Prime Minister and Radical Left SYRIZA leader Alexis Tsipras’ claim he’s bringing a recovery from a more than 8 ½-year long economic crisis is being undercut by the risk of losing 750 million euros ($851.21 million) under a debt relief deal because his government hasn’t finished agreed reforms.
Tsipras had eagerly sought the agreement last year from the Eurozone and claimed a big victory when Greece was allowed more time to repay 326 billion euros ($369.99 billion) in three international bailouts.
The deal also would see the return of monies from about 4.8 billion euros ($5.45 billion) of profits from Greek bonds held by Eurozone central banks, to be handed back to Athens by mid-2022 in semi-annual installments of 750 million euros.
The money was designed to be an incentive for Greece to stick to reforms and austerity agreed with the Troika of the European Union-European Central Bank-European Stability Mechanism (EU-ECB-ESM) and the Washington, D.C.-based International Monetary Fund (IMF) which took part in the first two rescue packages of 240 million euros ($272.39 million) but not a third of 86 billion euros ($97.61 billion) in 2015.

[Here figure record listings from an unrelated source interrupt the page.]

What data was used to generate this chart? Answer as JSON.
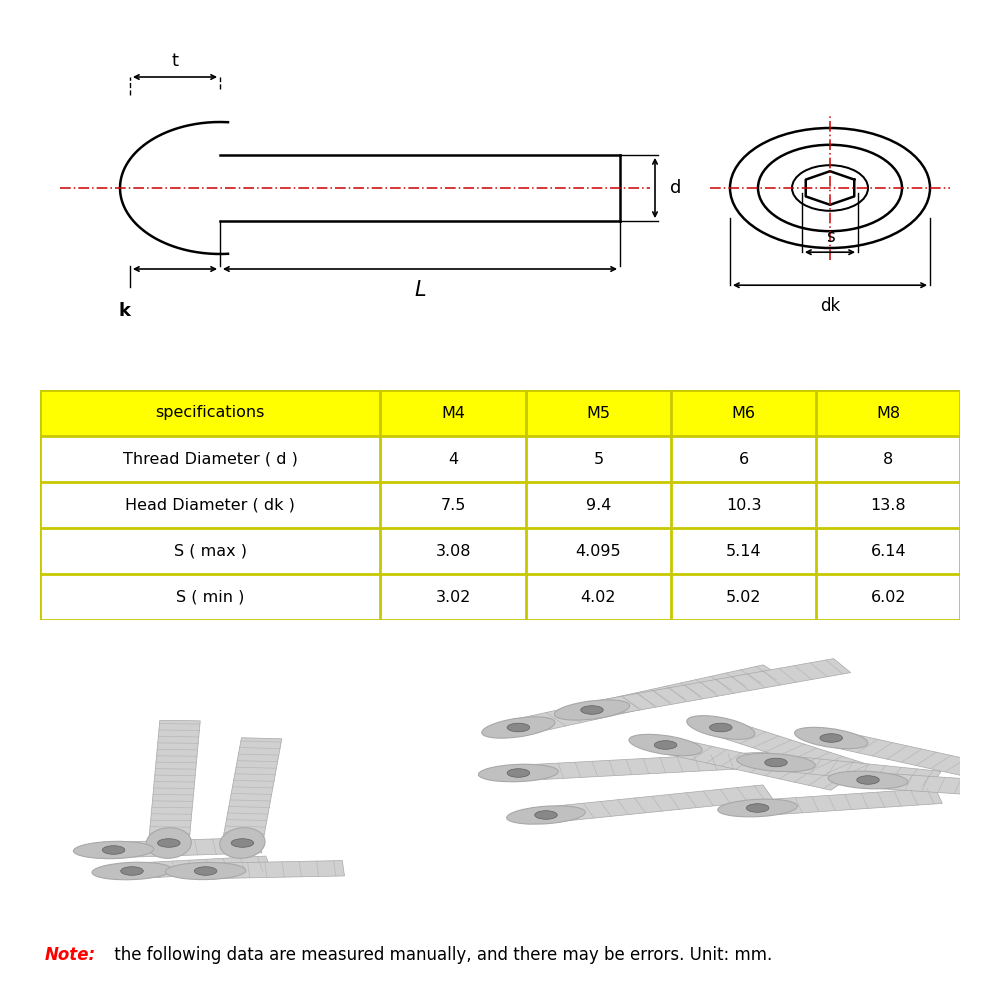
{
  "bg_color": "#ffffff",
  "table_header_bg": "#ffff00",
  "table_border_color": "#c8c800",
  "table_text_color": "#000000",
  "note_bold_color": "#ff0000",
  "note_text_color": "#000000",
  "diagram_line_color": "#000000",
  "diagram_dash_color": "#cc0000",
  "table_headers": [
    "specifications",
    "M4",
    "M5",
    "M6",
    "M8"
  ],
  "table_rows": [
    [
      "Thread Diameter ( d )",
      "4",
      "5",
      "6",
      "8"
    ],
    [
      "Head Diameter ( dk )",
      "7.5",
      "9.4",
      "10.3",
      "13.8"
    ],
    [
      "S ( max )",
      "3.08",
      "4.095",
      "5.14",
      "6.14"
    ],
    [
      "S ( min )",
      "3.02",
      "4.02",
      "5.02",
      "6.02"
    ]
  ],
  "note_bold": "Note:",
  "note_text": " the following data are measured manually, and there may be errors. Unit: mm.",
  "labels": [
    "t",
    "d",
    "k",
    "L",
    "s",
    "dk"
  ]
}
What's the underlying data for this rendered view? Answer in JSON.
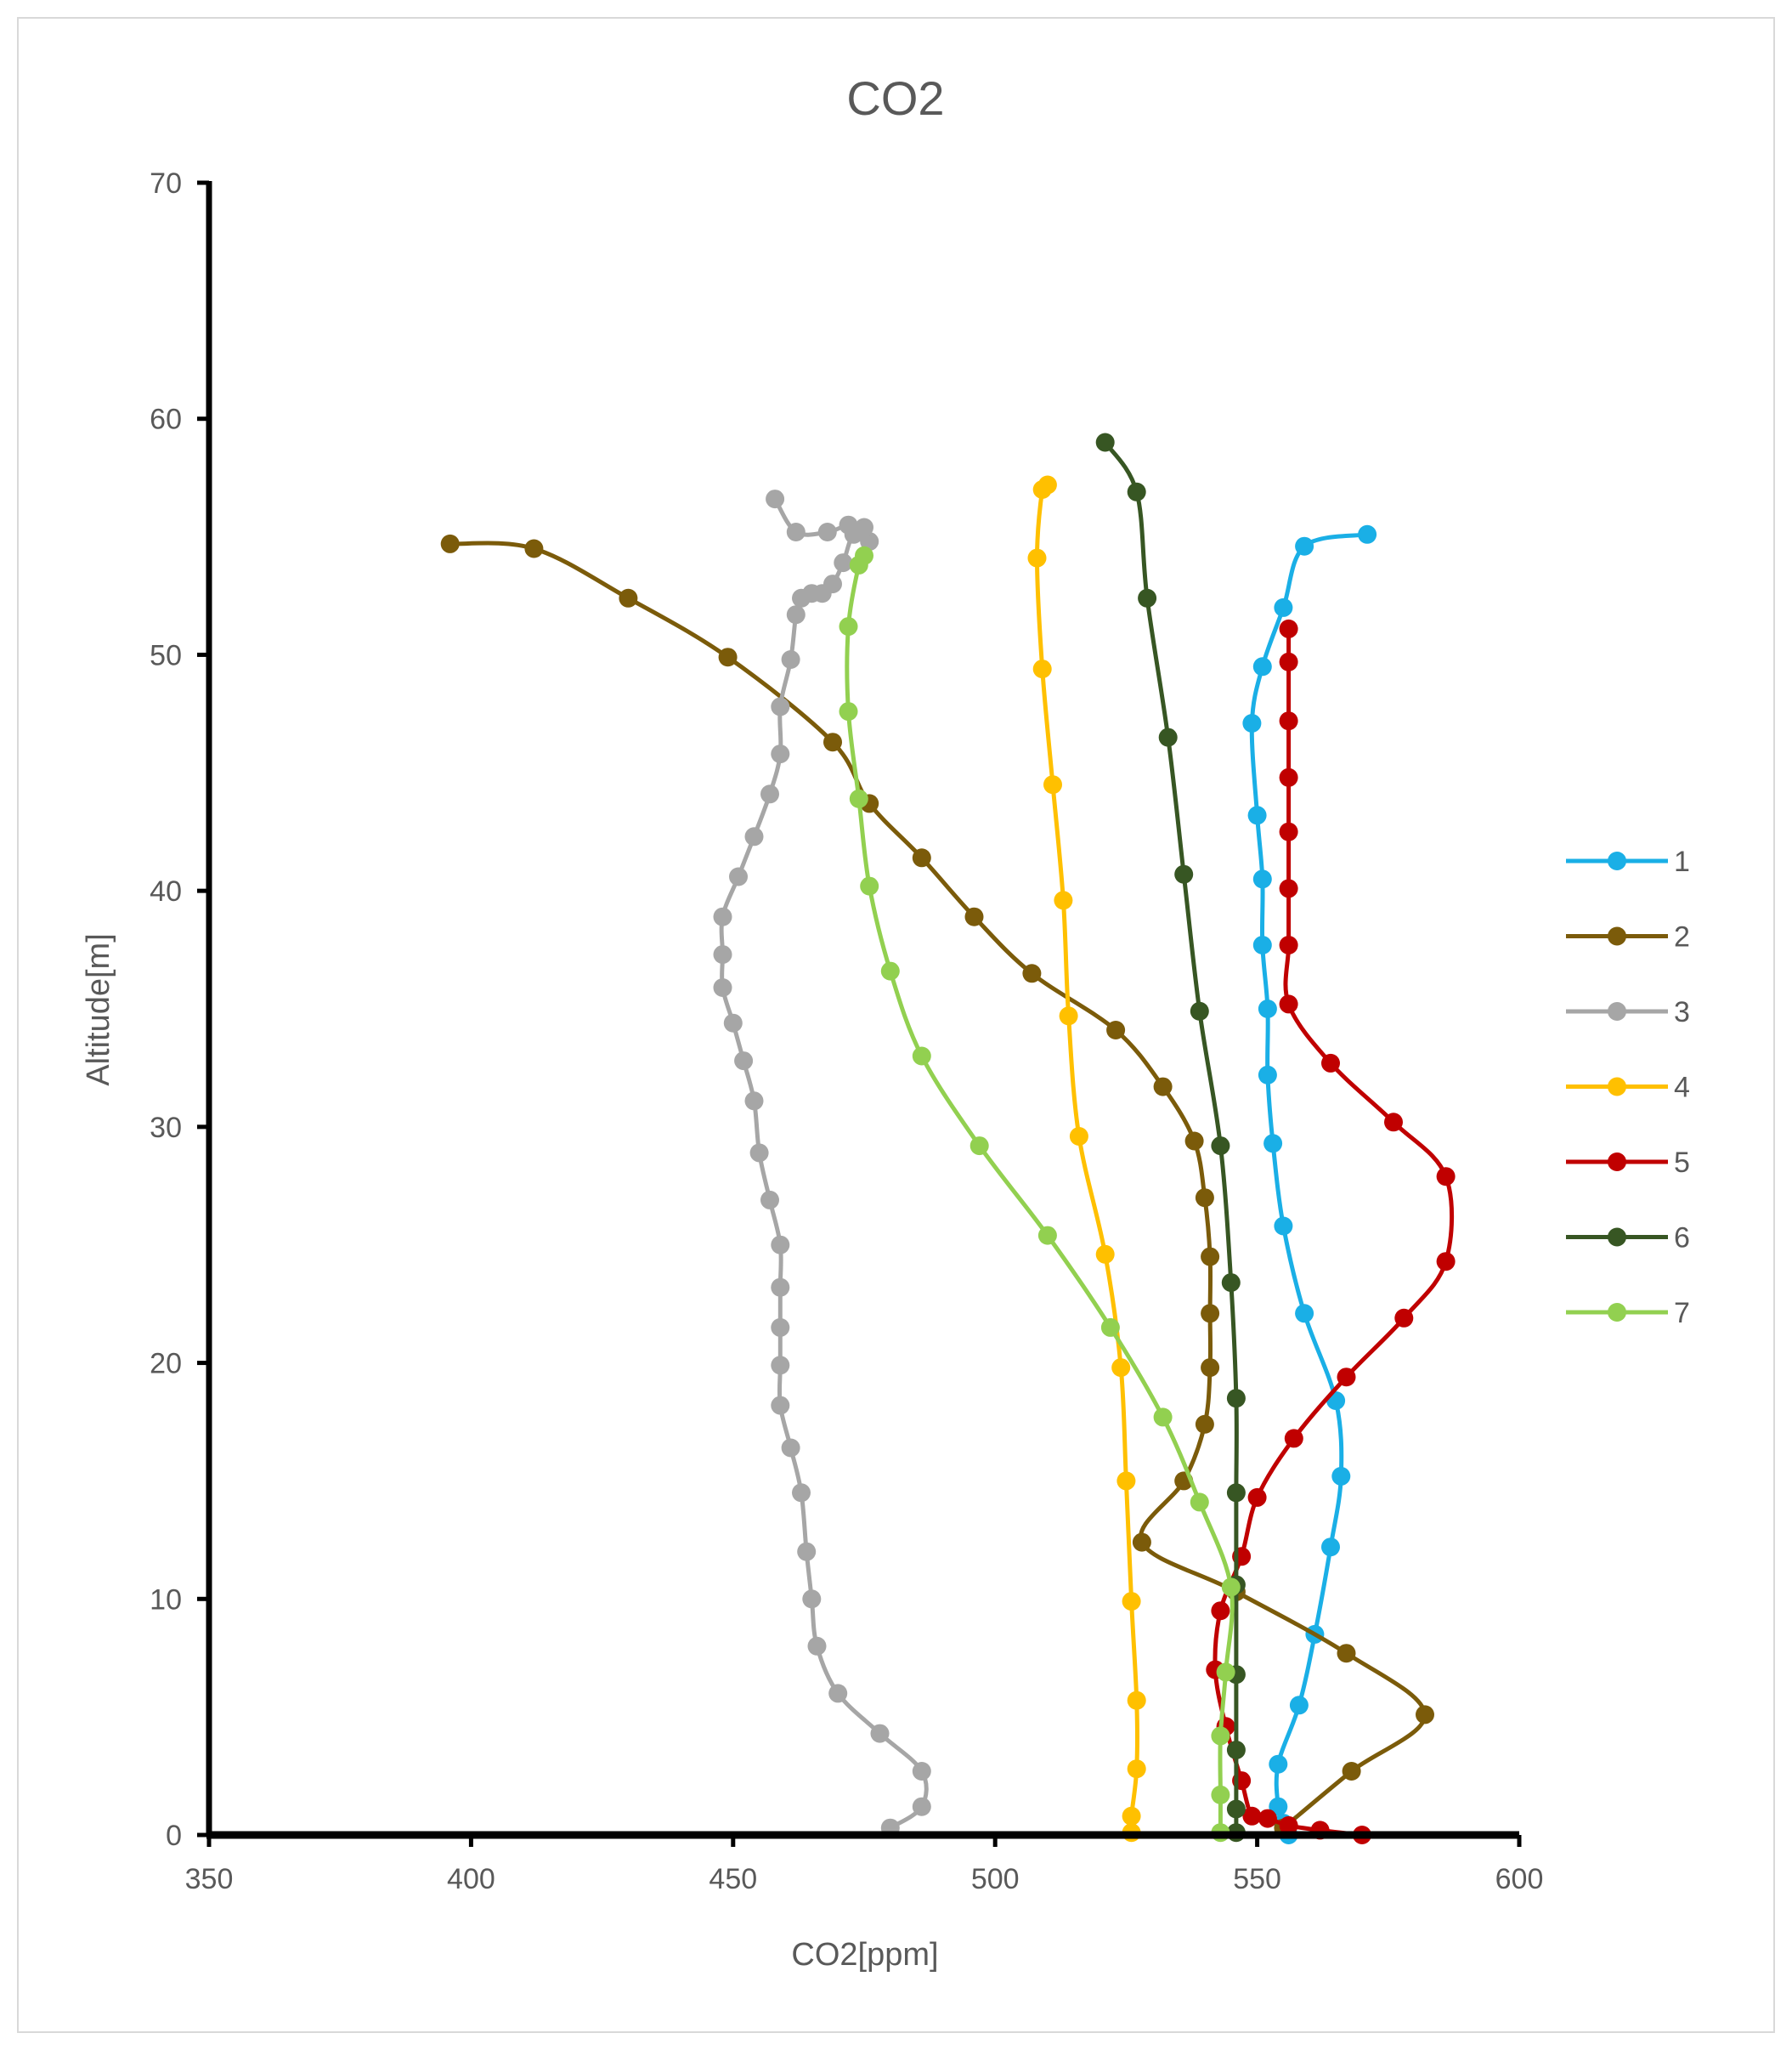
{
  "chart_data": {
    "type": "line",
    "title": "CO2",
    "xlabel": "CO2[ppm]",
    "ylabel": "Altitude[m]",
    "xlim": [
      350,
      600
    ],
    "ylim": [
      0,
      70
    ],
    "xticks": [
      "350",
      "400",
      "450",
      "500",
      "550",
      "600"
    ],
    "yticks": [
      "0",
      "10",
      "20",
      "30",
      "40",
      "50",
      "60",
      "70"
    ],
    "grid": false,
    "legend_position": "right",
    "series": [
      {
        "name": "1",
        "color": "#1AAFE6",
        "points": [
          [
            556,
            0
          ],
          [
            555,
            0.5
          ],
          [
            554,
            1.2
          ],
          [
            554,
            3
          ],
          [
            558,
            5.5
          ],
          [
            561,
            8.5
          ],
          [
            564,
            12.2
          ],
          [
            566,
            15.2
          ],
          [
            565,
            18.4
          ],
          [
            559,
            22.1
          ],
          [
            555,
            25.8
          ],
          [
            553,
            29.3
          ],
          [
            552,
            32.2
          ],
          [
            552,
            35
          ],
          [
            551,
            37.7
          ],
          [
            551,
            40.5
          ],
          [
            550,
            43.2
          ],
          [
            549,
            47.1
          ],
          [
            551,
            49.5
          ],
          [
            555,
            52
          ],
          [
            559,
            54.6
          ],
          [
            571,
            55.1
          ]
        ]
      },
      {
        "name": "2",
        "color": "#7B5B0A",
        "points": [
          [
            555,
            0.3
          ],
          [
            568,
            2.7
          ],
          [
            582,
            5.1
          ],
          [
            567,
            7.7
          ],
          [
            546,
            10.3
          ],
          [
            528,
            12.4
          ],
          [
            536,
            15
          ],
          [
            540,
            17.4
          ],
          [
            541,
            19.8
          ],
          [
            541,
            22.1
          ],
          [
            541,
            24.5
          ],
          [
            540,
            27
          ],
          [
            538,
            29.4
          ],
          [
            532,
            31.7
          ],
          [
            523,
            34.1
          ],
          [
            507,
            36.5
          ],
          [
            496,
            38.9
          ],
          [
            486,
            41.4
          ],
          [
            476,
            43.7
          ],
          [
            469,
            46.3
          ],
          [
            449,
            49.9
          ],
          [
            430,
            52.4
          ],
          [
            412,
            54.5
          ],
          [
            396,
            54.7
          ]
        ]
      },
      {
        "name": "3",
        "color": "#A6A6A6",
        "points": [
          [
            480,
            0.3
          ],
          [
            486,
            1.2
          ],
          [
            486,
            2.7
          ],
          [
            478,
            4.3
          ],
          [
            470,
            6
          ],
          [
            466,
            8
          ],
          [
            465,
            10
          ],
          [
            464,
            12
          ],
          [
            463,
            14.5
          ],
          [
            461,
            16.4
          ],
          [
            459,
            18.2
          ],
          [
            459,
            19.9
          ],
          [
            459,
            21.5
          ],
          [
            459,
            23.2
          ],
          [
            459,
            25
          ],
          [
            457,
            26.9
          ],
          [
            455,
            28.9
          ],
          [
            454,
            31.1
          ],
          [
            452,
            32.8
          ],
          [
            450,
            34.4
          ],
          [
            448,
            35.9
          ],
          [
            448,
            37.3
          ],
          [
            448,
            38.9
          ],
          [
            451,
            40.6
          ],
          [
            454,
            42.3
          ],
          [
            457,
            44.1
          ],
          [
            459,
            45.8
          ],
          [
            459,
            47.8
          ],
          [
            461,
            49.8
          ],
          [
            462,
            51.7
          ],
          [
            463,
            52.4
          ],
          [
            465,
            52.6
          ],
          [
            467,
            52.6
          ],
          [
            469,
            53
          ],
          [
            471,
            53.9
          ],
          [
            473,
            55.1
          ],
          [
            476,
            54.8
          ],
          [
            475,
            55.4
          ],
          [
            472,
            55.5
          ],
          [
            468,
            55.2
          ],
          [
            462,
            55.2
          ],
          [
            458,
            56.6
          ]
        ]
      },
      {
        "name": "4",
        "color": "#FFC000",
        "points": [
          [
            526,
            0.1
          ],
          [
            526,
            0.8
          ],
          [
            527,
            2.8
          ],
          [
            527,
            5.7
          ],
          [
            526,
            9.9
          ],
          [
            525,
            15
          ],
          [
            524,
            19.8
          ],
          [
            521,
            24.6
          ],
          [
            516,
            29.6
          ],
          [
            514,
            34.7
          ],
          [
            513,
            39.6
          ],
          [
            511,
            44.5
          ],
          [
            509,
            49.4
          ],
          [
            508,
            54.1
          ],
          [
            509,
            57
          ],
          [
            510,
            57.2
          ]
        ]
      },
      {
        "name": "5",
        "color": "#C00000",
        "points": [
          [
            570,
            0
          ],
          [
            562,
            0.2
          ],
          [
            556,
            0.4
          ],
          [
            552,
            0.7
          ],
          [
            549,
            0.8
          ],
          [
            547,
            2.3
          ],
          [
            544,
            4.6
          ],
          [
            542,
            7
          ],
          [
            543,
            9.5
          ],
          [
            547,
            11.8
          ],
          [
            550,
            14.3
          ],
          [
            557,
            16.8
          ],
          [
            567,
            19.4
          ],
          [
            578,
            21.9
          ],
          [
            586,
            24.3
          ],
          [
            586,
            27.9
          ],
          [
            576,
            30.2
          ],
          [
            564,
            32.7
          ],
          [
            556,
            35.2
          ],
          [
            556,
            37.7
          ],
          [
            556,
            40.1
          ],
          [
            556,
            42.5
          ],
          [
            556,
            44.8
          ],
          [
            556,
            47.2
          ],
          [
            556,
            49.7
          ],
          [
            556,
            51.1
          ]
        ]
      },
      {
        "name": "6",
        "color": "#375623",
        "points": [
          [
            546,
            0.1
          ],
          [
            546,
            1.1
          ],
          [
            546,
            3.6
          ],
          [
            546,
            6.8
          ],
          [
            546,
            10.6
          ],
          [
            546,
            14.5
          ],
          [
            546,
            18.5
          ],
          [
            545,
            23.4
          ],
          [
            543,
            29.2
          ],
          [
            539,
            34.9
          ],
          [
            536,
            40.7
          ],
          [
            533,
            46.5
          ],
          [
            529,
            52.4
          ],
          [
            527,
            56.9
          ],
          [
            521,
            59
          ]
        ]
      },
      {
        "name": "7",
        "color": "#92D050",
        "points": [
          [
            543,
            0.1
          ],
          [
            543,
            1.7
          ],
          [
            543,
            4.2
          ],
          [
            544,
            6.9
          ],
          [
            545,
            10.5
          ],
          [
            539,
            14.1
          ],
          [
            532,
            17.7
          ],
          [
            522,
            21.5
          ],
          [
            510,
            25.4
          ],
          [
            497,
            29.2
          ],
          [
            486,
            33
          ],
          [
            480,
            36.6
          ],
          [
            476,
            40.2
          ],
          [
            474,
            43.9
          ],
          [
            472,
            47.6
          ],
          [
            472,
            51.2
          ],
          [
            474,
            53.8
          ],
          [
            475,
            54.2
          ]
        ]
      }
    ]
  }
}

The European Commission will issue a report on Feb. 27 on the progress of reforms, some of which Tsipras is trying to wiggle out of after plummeting in polls and with elections coming this year.
“The report is likely to say that Greece has not completed the agreed reforms,” one Eurozone official who wasn’t identified told Reuters. “Eurozone finance ministers will not allow the disbursement unless Athens completes the actions between February 27 and March 11,” the official said.
There are 16 various reforms at different stages of completion, but the key ones, officials said, were linked to the clearance of government arrears, the rollout of the primary healthcare system and centralized healthcare procurement and the legal framework for bad loans and pushing home foreclosures that Tsipras said he would halt.